In a world increasingly defined by walls both physical and relational, Cohen's message is clear: true healing comes not through separation but through courageous connection that honors both difference and shared humanity.
References:
PubMed (2017, May 18). "A community-based qualitative study of intergenerational resilience with Palestinian refugee families facing structural violence and historical trauma."
https://pubmed.ncbi.nlm.nih.gov/28517968/
ActionAid USA (2021, June 4) . "Breaking the cycle of trauma: How my Judaism has taught me to support Palestine."
Boston University (2024, January 10) . "POV: The Israeli-Palestinian Conflict and the Psychology of Trauma."
https://www.bu.edu/articles/2024/the-israeli-palestinian-conflict-and-the-psychology-of-trauma/
IMEU (2024, July 3) . "Explainer: Israel's West Bank Wall."
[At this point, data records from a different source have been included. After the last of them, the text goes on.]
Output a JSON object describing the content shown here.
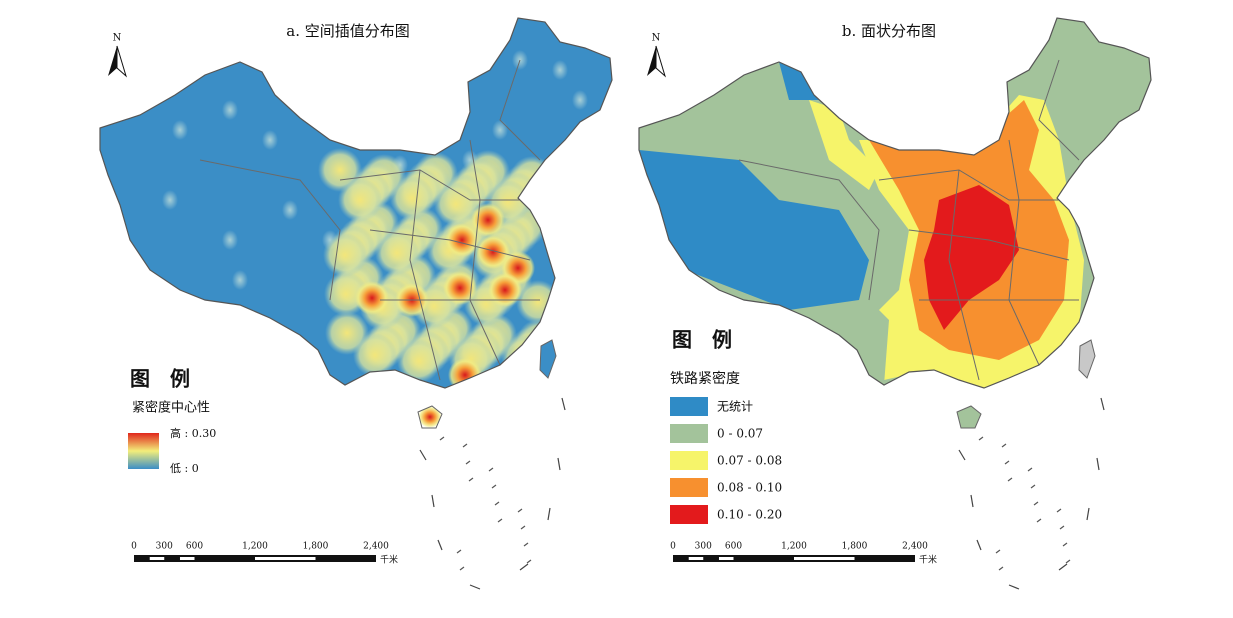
{
  "panels": [
    {
      "title": "a. 空间插值分布图",
      "north": "N",
      "legend_title": "图　例",
      "legend_subtitle": "紧密度中心性",
      "legend_high": "高 : 0.30",
      "legend_low": "低 : 0",
      "scale_labels": [
        "0",
        "300",
        "600",
        "1,200",
        "1,800",
        "2,400"
      ],
      "scale_unit": "千米"
    },
    {
      "title": "b. 面状分布图",
      "north": "N",
      "legend_title": "图　例",
      "legend_subtitle": "铁路紧密度",
      "classes": [
        {
          "label": "无统计",
          "color": "#2f8bc6"
        },
        {
          "label": "0 - 0.07",
          "color": "#a3c39b"
        },
        {
          "label": "0.07 - 0.08",
          "color": "#f6f46a"
        },
        {
          "label": "0.08 - 0.10",
          "color": "#f7902f"
        },
        {
          "label": "0.10 - 0.20",
          "color": "#e31a1c"
        }
      ],
      "scale_labels": [
        "0",
        "300",
        "600",
        "1,200",
        "1,800",
        "2,400"
      ],
      "scale_unit": "千米"
    }
  ]
}
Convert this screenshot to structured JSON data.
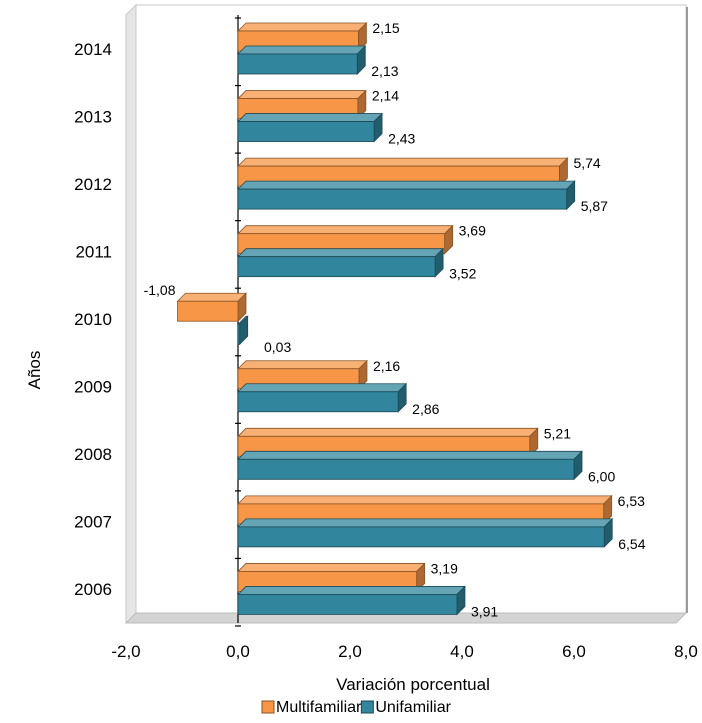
{
  "chart_data": {
    "type": "bar",
    "orientation": "horizontal",
    "three_d": true,
    "categories": [
      "2006",
      "2007",
      "2008",
      "2009",
      "2010",
      "2011",
      "2012",
      "2013",
      "2014"
    ],
    "series": [
      {
        "name": "Multifamiliar",
        "color": "#f79646",
        "values": [
          3.19,
          6.53,
          5.21,
          2.16,
          -1.08,
          3.69,
          5.74,
          2.14,
          2.15
        ],
        "labels": [
          "3,19",
          "6,53",
          "5,21",
          "2,16",
          "-1,08",
          "3,69",
          "5,74",
          "2,14",
          "2,15"
        ]
      },
      {
        "name": "Unifamiliar",
        "color": "#31859c",
        "values": [
          3.91,
          6.54,
          6.0,
          2.86,
          0.03,
          3.52,
          5.87,
          2.43,
          2.13
        ],
        "labels": [
          "3,91",
          "6,54",
          "6,00",
          "2,86",
          "0,03",
          "3,52",
          "5,87",
          "2,43",
          "2,13"
        ]
      }
    ],
    "xlim": [
      -2,
      8
    ],
    "xticks": [
      -2,
      0,
      2,
      4,
      6,
      8
    ],
    "xtick_labels": [
      "-2,0",
      "0,0",
      "2,0",
      "4,0",
      "6,0",
      "8,0"
    ],
    "xlabel": "Variación porcentual",
    "ylabel": "Años",
    "legend_position": "bottom",
    "grid": false
  }
}
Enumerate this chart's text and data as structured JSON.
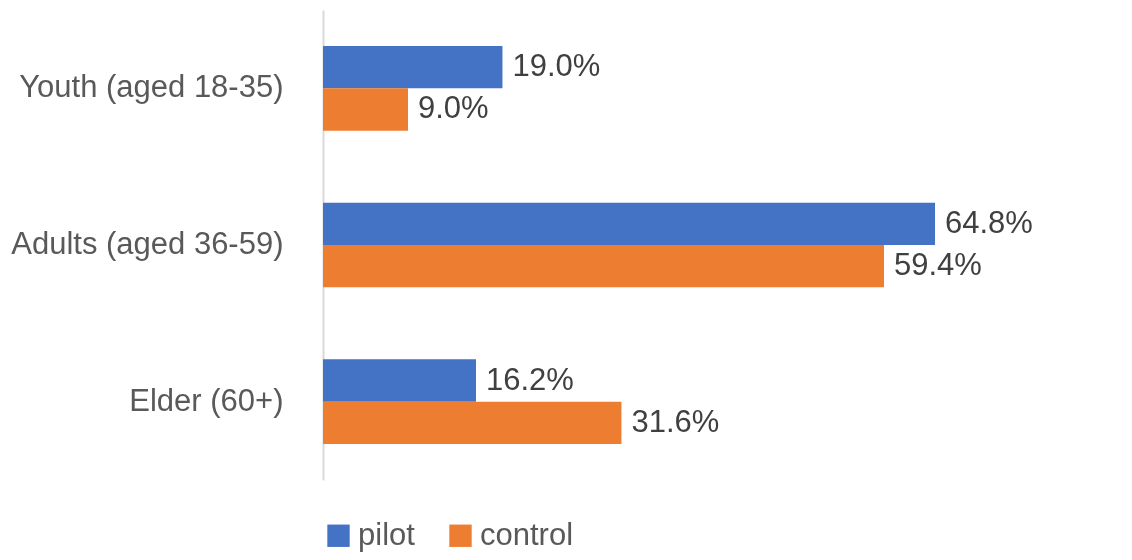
{
  "chart_data": {
    "type": "bar",
    "orientation": "horizontal",
    "categories": [
      "Youth (aged 18-35)",
      "Adults (aged 36-59)",
      "Elder (60+)"
    ],
    "series": [
      {
        "name": "pilot",
        "color": "#4472c4",
        "values": [
          19.0,
          64.8,
          16.2
        ],
        "value_labels": [
          "19.0%",
          "64.8%",
          "16.2%"
        ]
      },
      {
        "name": "control",
        "color": "#ed7d31",
        "values": [
          9.0,
          59.4,
          31.6
        ],
        "value_labels": [
          "9.0%",
          "59.4%",
          "31.6%"
        ]
      }
    ],
    "legend": "bottom"
  }
}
https://imeu.org/article/israels-west-bank-wall
ReliefWeb (2002, November 13) . "Israel's Apartheid Wall: we are here and they are there."
https://reliefweb.int/report/israel/israels-apartheid-wall-we-are-here-and-they-are-there
Amnesty International (2022, February 1) . "Israel's apartheid against Palestinians: a cruel system of domination and a crime against humanity."
Human Rights Watch (2021, April 27) . "A Threshold Crossed: Israeli Authorities and the Crimes of Apartheid and Persecution."